In Gardens: Profiles of Contemporary European Landscape Architecture

Posted on January 20th, 2010 by Charles Boot

Udo Weilacher, In Gardens: Profiles of Contemporary European Landscape Architecture, trans. Michael Robinson (Basel: Birkhauser, 2005), 192 pp., illus. in colour and black-and-white, €49.50 (hbk), ISBN 3764370785

In this collection of brief studies of twentyeight contemporary European sites, including one Indian garden which is described because it reminds the writer of Parc Güell in Barcelona, the writer seeks to find direction and meaning in some of the landscape architecture completed in the last ten years – qualities which he considers to have been missing beforehand. Will it, he asks, simply add to the ‘trivial background noise of interchangeable image worlds, … or enrich it with connections and contents, thus making sense’? Udo Weilacher is Professor of Landscape Architecture and Design at the Department of Architecture and Landscape, University of Hanover, Germany. His interest in contemporary design led, between January 1999 and December 2003, to a series of articles in the gardens column of the Neue Zürcher Zeitung’s FOLIO magazine. Some of these make up the present volume, which is well-illustrated by the photography of the writer and his wife, Rita.

Weilacher uses the term ‘garden’ to apply to varied sites ranging from the large landscapes of the Barcelona Botanic Garden, to urban squares such as the Place de la Bourse in Lyon, and, even, to the space belonging to a geological information station at the top of a cable car service on the Swiss/ Italian border. Similarly, he elides the distinctions between architecture, landscape architecture and fine art, in which he includes garden-making, and looks for ‘empathetic conversation’ between the three. He has chosen his garden examples because they ‘enrich the meaning of the places’ in which they have been made, and encourage the maker and visitor to ‘become more sensitive to their built and natural environments’.
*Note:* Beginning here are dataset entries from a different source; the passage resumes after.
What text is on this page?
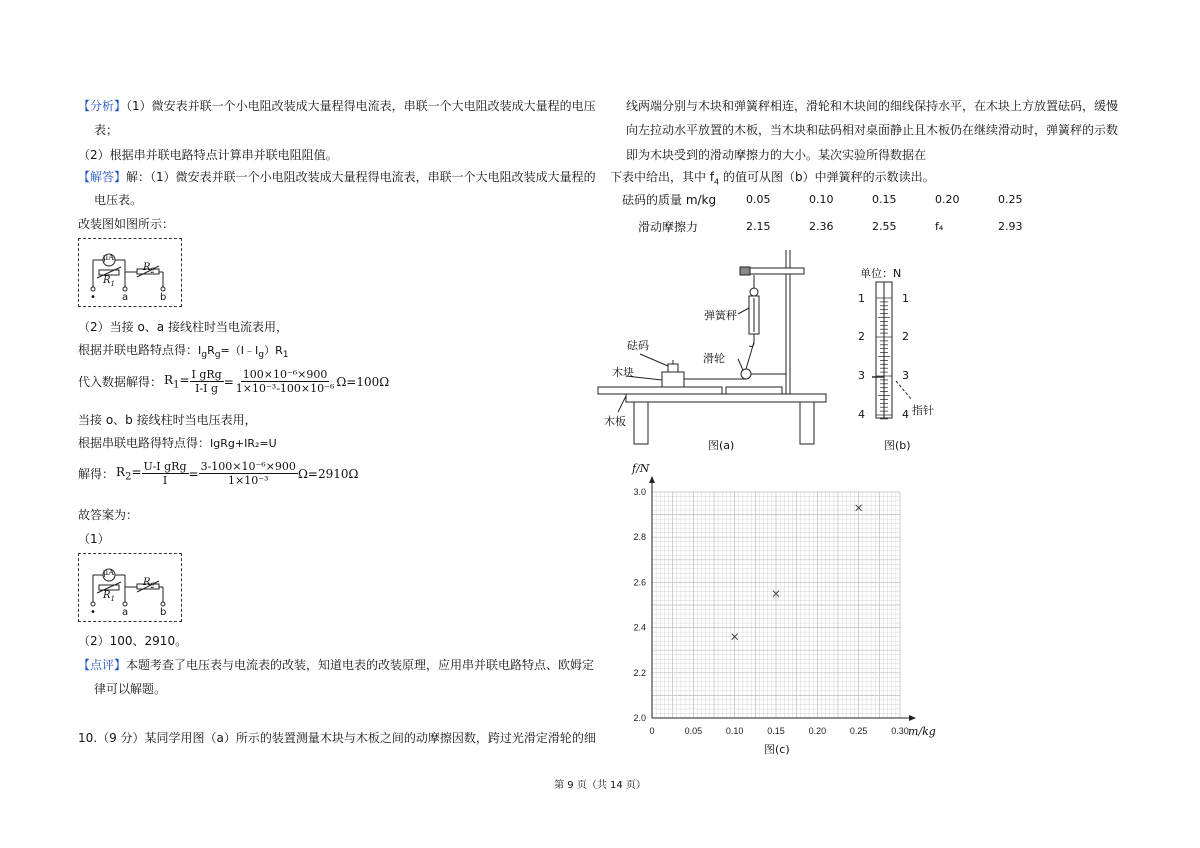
【分析】（1）微安表并联一个小电阻改装成大量程得电流表，串联一个大电阻改装成大量程的电压
表；
（2）根据串并联电路特点计算串并联电阻阻值。
【解答】解：（1）微安表并联一个小电阻改装成大量程得电流表，串联一个大电阻改装成大量程的
电压表。
改装图如图所示：
μA
$R_1$
$R_2$
•	a	b
（2）当接 o、a 接线柱时当电流表用，
根据并联电路特点得：$I_gR_g=(I﹣I_g)R_1$
代入数据解得： $R_1= \frac{\text{I gRg}}{\text{I-I g}} = \frac{\text{100×10⁻⁶×900}}{\text{1×10⁻³-100×10⁻⁶}} \Omega=100\Omega$
当接 o、b 接线柱时当电压表用，
根据串联电路得特点得：IgRg+IR₂=U
解得： $R_2= \frac{\text{U-I gRg}}{I} = \frac{\text{3-100×10⁻⁶×900}}{\text{1×10⁻³}} \Omega=2910\Omega$
故答案为：
（1）
μA
$R_1$
$R_2$
•	a	b
（2）100、2910。
【点评】本题考查了电压表与电流表的改装，知道电表的改装原理，应用串并联电路特点、欧姆定
律可以解题。
10.（9 分）某同学用图（a）所示的装置测量木块与木板之间的动摩擦因数，跨过光滑定滑轮的细
线两端分别与木块和弹簧秤相连，滑轮和木块间的细线保持水平，在木块上方放置砝码，缓慢
向左拉动水平放置的木板，当木块和砝码相对桌面静止且木板仍在继续滑动时，弹簧秤的示数
即为木块受到的滑动摩擦力的大小。某次实验所得数据在
下表中给出，其中 $f_4$ 的值可从图（b）中弹簧秤的示数读出。
砝码的质量 m/kg	0.05	0.10	0.15	0.20	0.25
滑动摩擦力	2.15	2.36	2.55	f₄	2.93
砝码
木块
木板
弹簧秤
滑轮
图(a)
单位：N
1
2
3
4
1
2
3
4 指针
图(b)
0	0.05	0.10	0.15	0.20	0.25	0.30
2.0
2.2
2.4
2.6
2.8
3.0
f/N
m/kg
图(c)
第 9 页（共 14 页）
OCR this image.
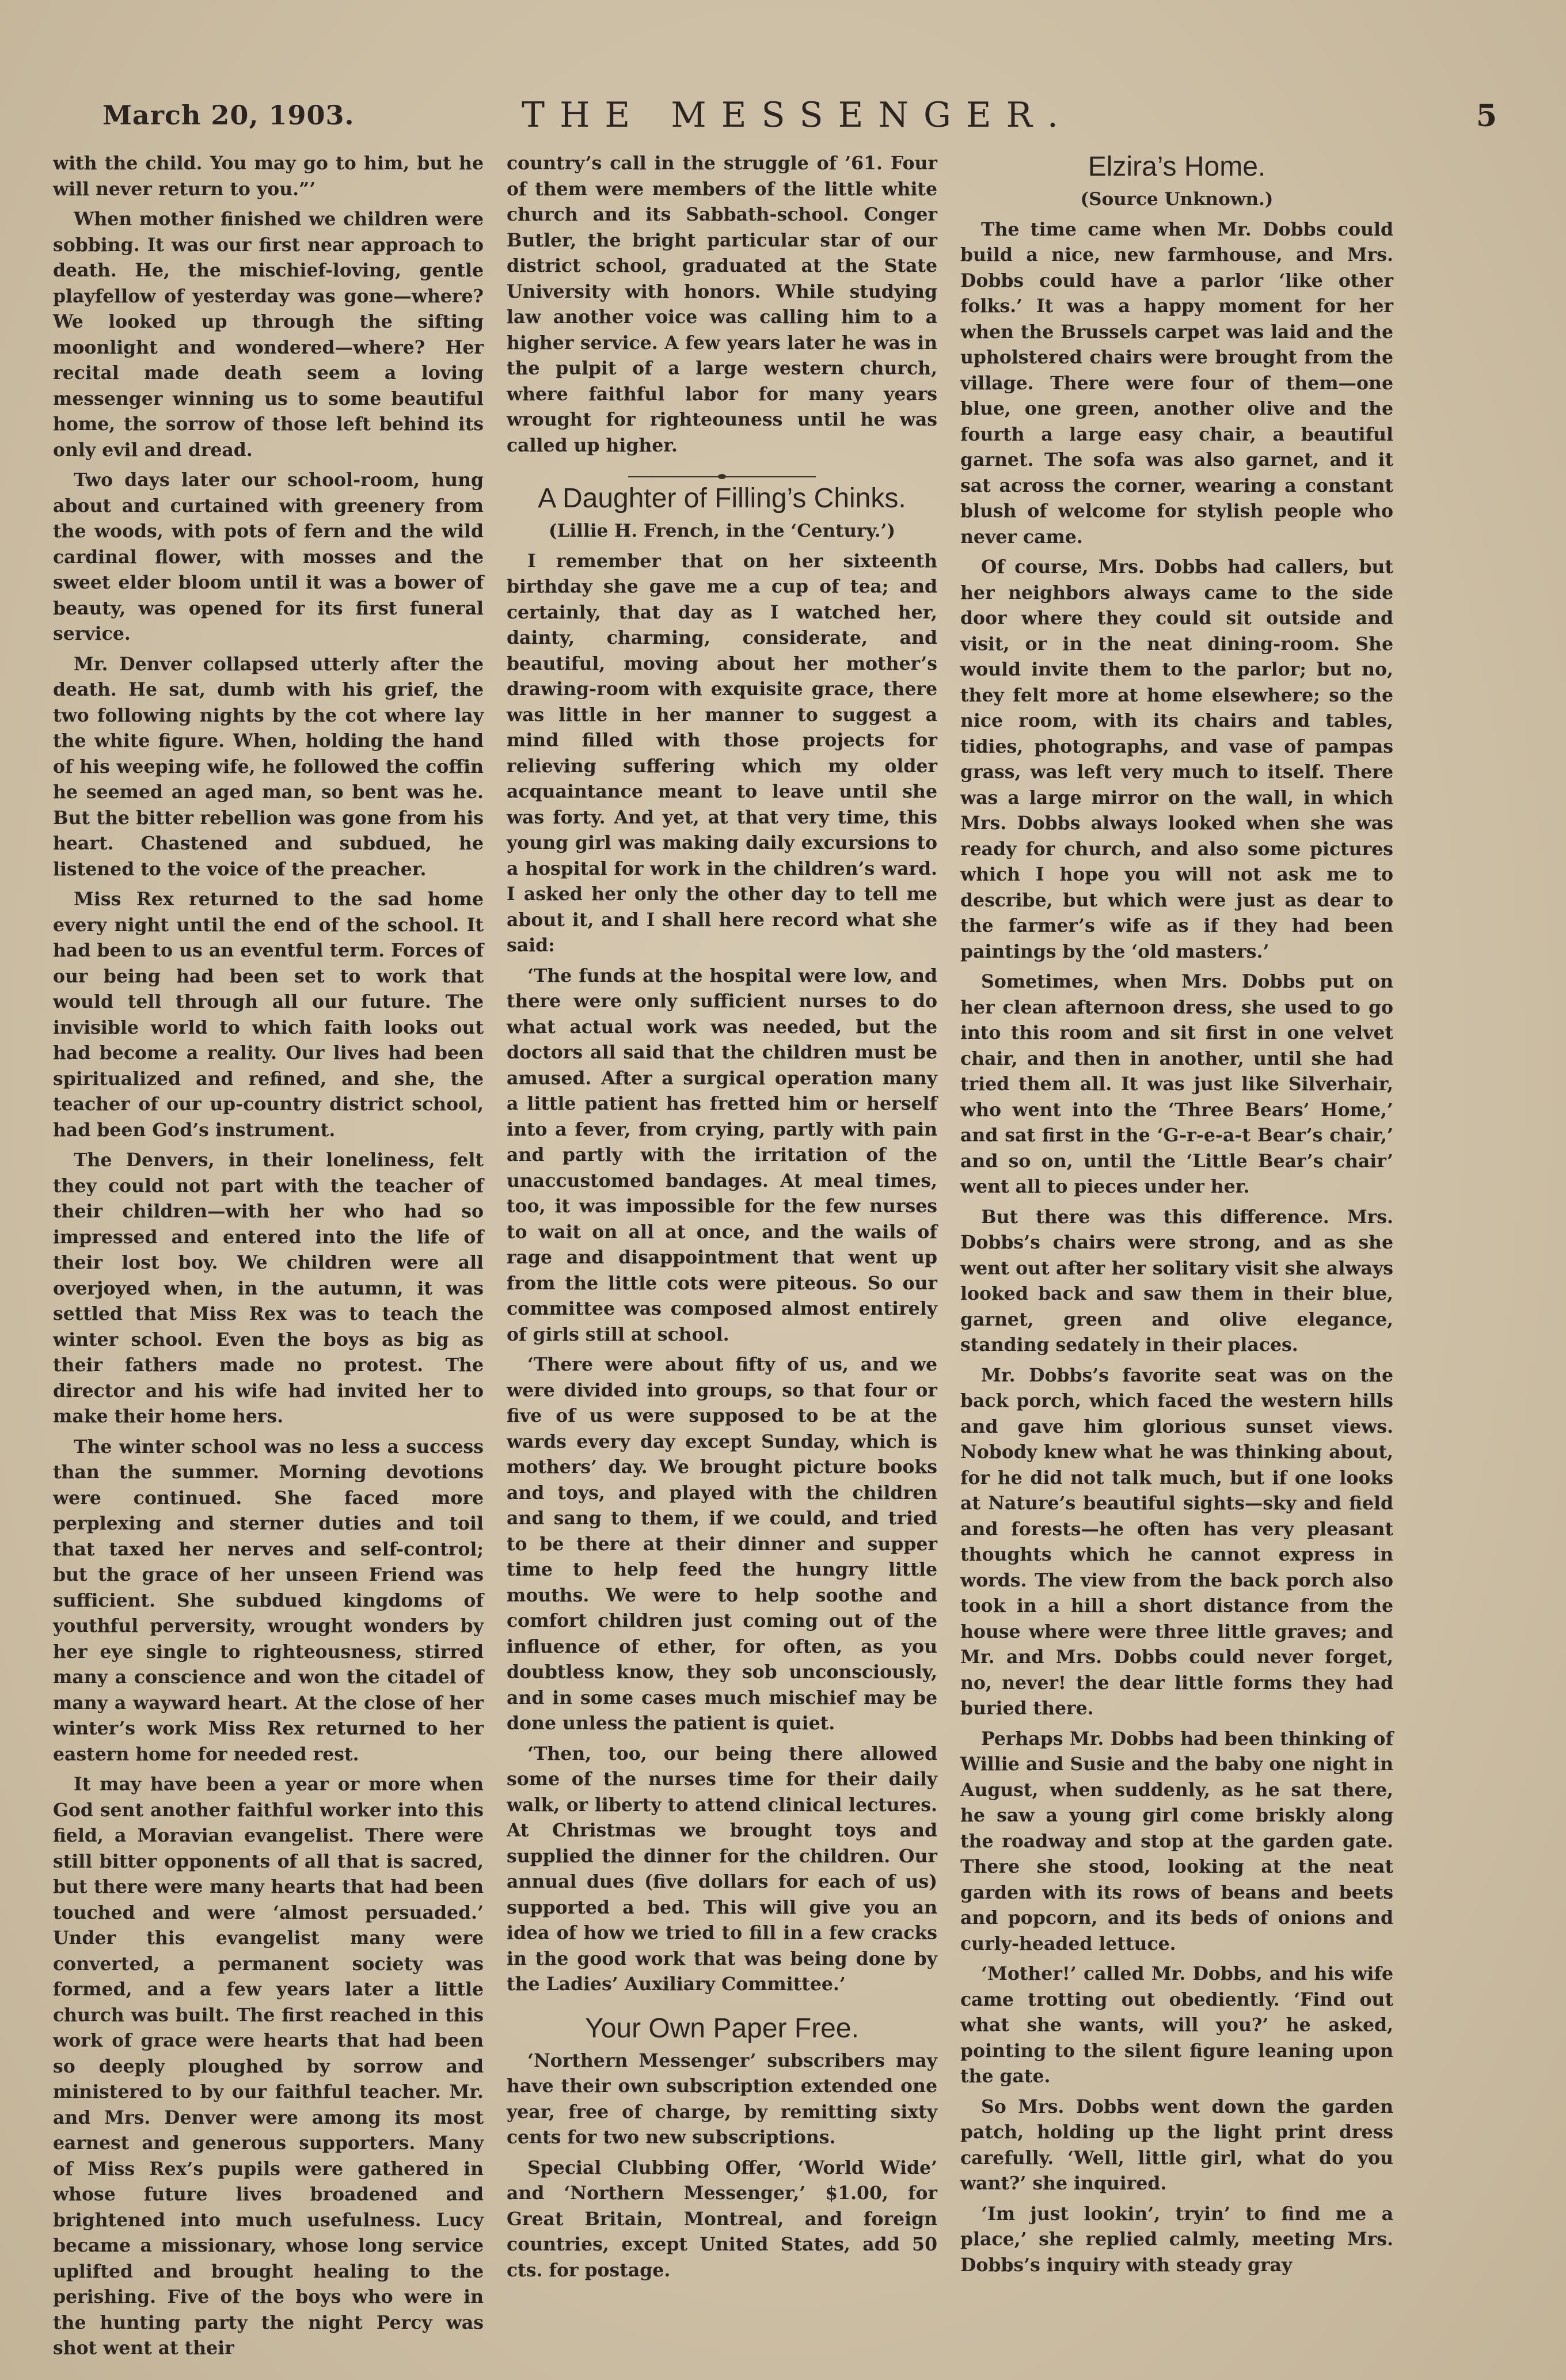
March 20, 1903.	THE MESSENGER.	5

with the child. You may go to him, but he will never return to you.”’

When mother finished we children were sobbing. It was our first near approach to death. He, the mischief-loving, gentle playfellow of yesterday was gone—where? We looked up through the sifting moonlight and wondered—where? Her recital made death seem a loving messenger winning us to some beautiful home, the sorrow of those left behind its only evil and dread.

Two days later our school-room, hung about and curtained with greenery from the woods, with pots of fern and the wild cardinal flower, with mosses and the sweet elder bloom until it was a bower of beauty, was opened for its first funeral service.

Mr. Denver collapsed utterly after the death. He sat, dumb with his grief, the two following nights by the cot where lay the white figure. When, holding the hand of his weeping wife, he followed the coffin he seemed an aged man, so bent was he. But the bitter rebellion was gone from his heart. Chastened and subdued, he listened to the voice of the preacher.

Miss Rex returned to the sad home every night until the end of the school. It had been to us an eventful term. Forces of our being had been set to work that would tell through all our future. The invisible world to which faith looks out had become a reality. Our lives had been spiritualized and refined, and she, the teacher of our up-country district school, had been God’s instrument.

The Denvers, in their loneliness, felt they could not part with the teacher of their children—with her who had so impressed and entered into the life of their lost boy. We children were all overjoyed when, in the autumn, it was settled that Miss Rex was to teach the winter school. Even the boys as big as their fathers made no protest. The director and his wife had invited her to make their home hers.

The winter school was no less a success than the summer. Morning devotions were continued. She faced more perplexing and sterner duties and toil that taxed her nerves and self-control; but the grace of her unseen Friend was sufficient. She subdued kingdoms of youthful perversity, wrought wonders by her eye single to righteousness, stirred many a conscience and won the citadel of many a wayward heart. At the close of her winter’s work Miss Rex returned to her eastern home for needed rest.

It may have been a year or more when God sent another faithful worker into this field, a Moravian evangelist. There were still bitter opponents of all that is sacred, but there were many hearts that had been touched and were ‘almost persuaded.’ Under this evangelist many were converted, a permanent society was formed, and a few years later a little church was built. The first reached in this work of grace were hearts that had been so deeply ploughed by sorrow and ministered to by our faithful teacher. Mr. and Mrs. Denver were among its most earnest and generous supporters. Many of Miss Rex’s pupils were gathered in whose future lives broadened and brightened into much usefulness. Lucy became a missionary, whose long service uplifted and brought healing to the perishing. Five of the boys who were in the hunting party the night Percy was shot went at their

country’s call in the struggle of ’61. Four of them were members of the little white church and its Sabbath-school. Conger Butler, the bright particular star of our district school, graduated at the State University with honors. While studying law another voice was calling him to a higher service. A few years later he was in the pulpit of a large western church, where faithful labor for many years wrought for righteouness until he was called up higher.

A Daughter of Filling’s Chinks.
(Lillie H. French, in the ‘Century.’)

I remember that on her sixteenth birthday she gave me a cup of tea; and certainly, that day as I watched her, dainty, charming, considerate, and beautiful, moving about her mother’s drawing-room with exquisite grace, there was little in her manner to suggest a mind filled with those projects for relieving suffering which my older acquaintance meant to leave until she was forty. And yet, at that very time, this young girl was making daily excursions to a hospital for work in the children’s ward. I asked her only the other day to tell me about it, and I shall here record what she said:

‘The funds at the hospital were low, and there were only sufficient nurses to do what actual work was needed, but the doctors all said that the children must be amused. After a surgical operation many a little patient has fretted him or herself into a fever, from crying, partly with pain and partly with the irritation of the unaccustomed bandages. At meal times, too, it was impossible for the few nurses to wait on all at once, and the wails of rage and disappointment that went up from the little cots were piteous. So our committee was composed almost entirely of girls still at school.

‘There were about fifty of us, and we were divided into groups, so that four or five of us were supposed to be at the wards every day except Sunday, which is mothers’ day. We brought picture books and toys, and played with the children and sang to them, if we could, and tried to be there at their dinner and supper time to help feed the hungry little mouths. We were to help soothe and comfort children just coming out of the influence of ether, for often, as you doubtless know, they sob unconsciously, and in some cases much mischief may be done unless the patient is quiet.

‘Then, too, our being there allowed some of the nurses time for their daily walk, or liberty to attend clinical lectures. At Christmas we brought toys and supplied the dinner for the children. Our annual dues (five dollars for each of us) supported a bed. This will give you an idea of how we tried to fill in a few cracks in the good work that was being done by the Ladies’ Auxiliary Committee.’

Your Own Paper Free.

‘Northern Messenger’ subscribers may have their own subscription extended one year, free of charge, by remitting sixty cents for two new subscriptions.

Special Clubbing Offer, ‘World Wide’ and ‘Northern Messenger,’ $1.00, for Great Britain, Montreal, and foreign countries, except United States, add 50 cts. for postage.

Elzira’s Home.
(Source Unknown.)

The time came when Mr. Dobbs could build a nice, new farmhouse, and Mrs. Dobbs could have a parlor ‘like other folks.’ It was a happy moment for her when the Brussels carpet was laid and the upholstered chairs were brought from the village. There were four of them—one blue, one green, another olive and the fourth a large easy chair, a beautiful garnet. The sofa was also garnet, and it sat across the corner, wearing a constant blush of welcome for stylish people who never came.

Of course, Mrs. Dobbs had callers, but her neighbors always came to the side door where they could sit outside and visit, or in the neat dining-room. She would invite them to the parlor; but no, they felt more at home elsewhere; so the nice room, with its chairs and tables, tidies, photographs, and vase of pampas grass, was left very much to itself. There was a large mirror on the wall, in which Mrs. Dobbs always looked when she was ready for church, and also some pictures which I hope you will not ask me to describe, but which were just as dear to the farmer’s wife as if they had been paintings by the ‘old masters.’

Sometimes, when Mrs. Dobbs put on her clean afternoon dress, she used to go into this room and sit first in one velvet chair, and then in another, until she had tried them all. It was just like Silverhair, who went into the ‘Three Bears’ Home,’ and sat first in the ‘G-r-e-a-t Bear’s chair,’ and so on, until the ‘Little Bear’s chair’ went all to pieces under her.

But there was this difference. Mrs. Dobbs’s chairs were strong, and as she went out after her solitary visit she always looked back and saw them in their blue, garnet, green and olive elegance, standing sedately in their places.

Mr. Dobbs’s favorite seat was on the back porch, which faced the western hills and gave him glorious sunset views. Nobody knew what he was thinking about, for he did not talk much, but if one looks at Nature’s beautiful sights—sky and field and forests—he often has very pleasant thoughts which he cannot express in words. The view from the back porch also took in a hill a short distance from the house where were three little graves; and Mr. and Mrs. Dobbs could never forget, no, never! the dear little forms they had buried there.

Perhaps Mr. Dobbs had been thinking of Willie and Susie and the baby one night in August, when suddenly, as he sat there, he saw a young girl come briskly along the roadway and stop at the garden gate. There she stood, looking at the neat garden with its rows of beans and beets and popcorn, and its beds of onions and curly-headed lettuce.

‘Mother!’ called Mr. Dobbs, and his wife came trotting out obediently. ‘Find out what she wants, will you?’ he asked, pointing to the silent figure leaning upon the gate.

So Mrs. Dobbs went down the garden patch, holding up the light print dress carefully. ‘Well, little girl, what do you want?’ she inquired.

‘Im just lookin’, tryin’ to find me a place,’ she replied calmly, meeting Mrs. Dobbs’s inquiry with steady gray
Two recent trends in garden-making seem to emerge strongly. One is the ‘making sense’ of old industrial landscapes, rather than tearing them down because of economic changes. Landscape architect Peter Latz’s reinterpretation of the abandoned landscapes of coal- and steelworks along the Emscher River for leisure and cultural uses has given a new purpose to a blighted area. Israeli artist Dani Karavan has taken the essence of empty industrial buildings along the Rhine at Duisburg and has transformed them into a sculptural landscape in which, as with the Emscher Valley, the past can be read. Another trend is what Weilacher calls the abandonment of formal aesthetics in favour of ecology – letting stretches of grass, trees and stream banks develop as they will. At the Museum Island, Hombroich, near Du?sseldorf, sculptor Erwin Heerich has built eleven pavilions in a park landscape for art collector Karl-Heinrich Müller to display his collection for the public. Superimposed on earlier formality, Müller wanted his landscape to resemble an untrimmed, Impressionist picture; one of the towers remains empty with windows to frame the wild view. Müller also took over an abandoned NATO site in the park; here the conflation of landscape history and landscape conservation emerges strongly, as works by Japanese architects Tadao Ando and Katsuhito Nishikawa transform the Cold War buildings.

Weilacher touches on other connections of culture with nature – American artist Jenny Holzer’s war memorial for two world wars and the victims of National Socialism, made from black flowers and plants in Nordhorn, West Germany; Kathryn Gustafson’s Gardens of Imagination at Terrasson, France; the association with earth movements at Bad Oeynhausen; nature’s perpetual changes in Zurich’s Oerliker park in Switzerland; a stage for political argument in Ian Hamilton Finlay’s Little Sparta in Scotland. The book appears to be for the knowledgeable reader of art, architecture and landscape history, though its meaning is often obscured by its clumsy translation. There is much to interest those who seek explanation of current gardens, and Weilacher successfully makes his case for the combination of culture and nature.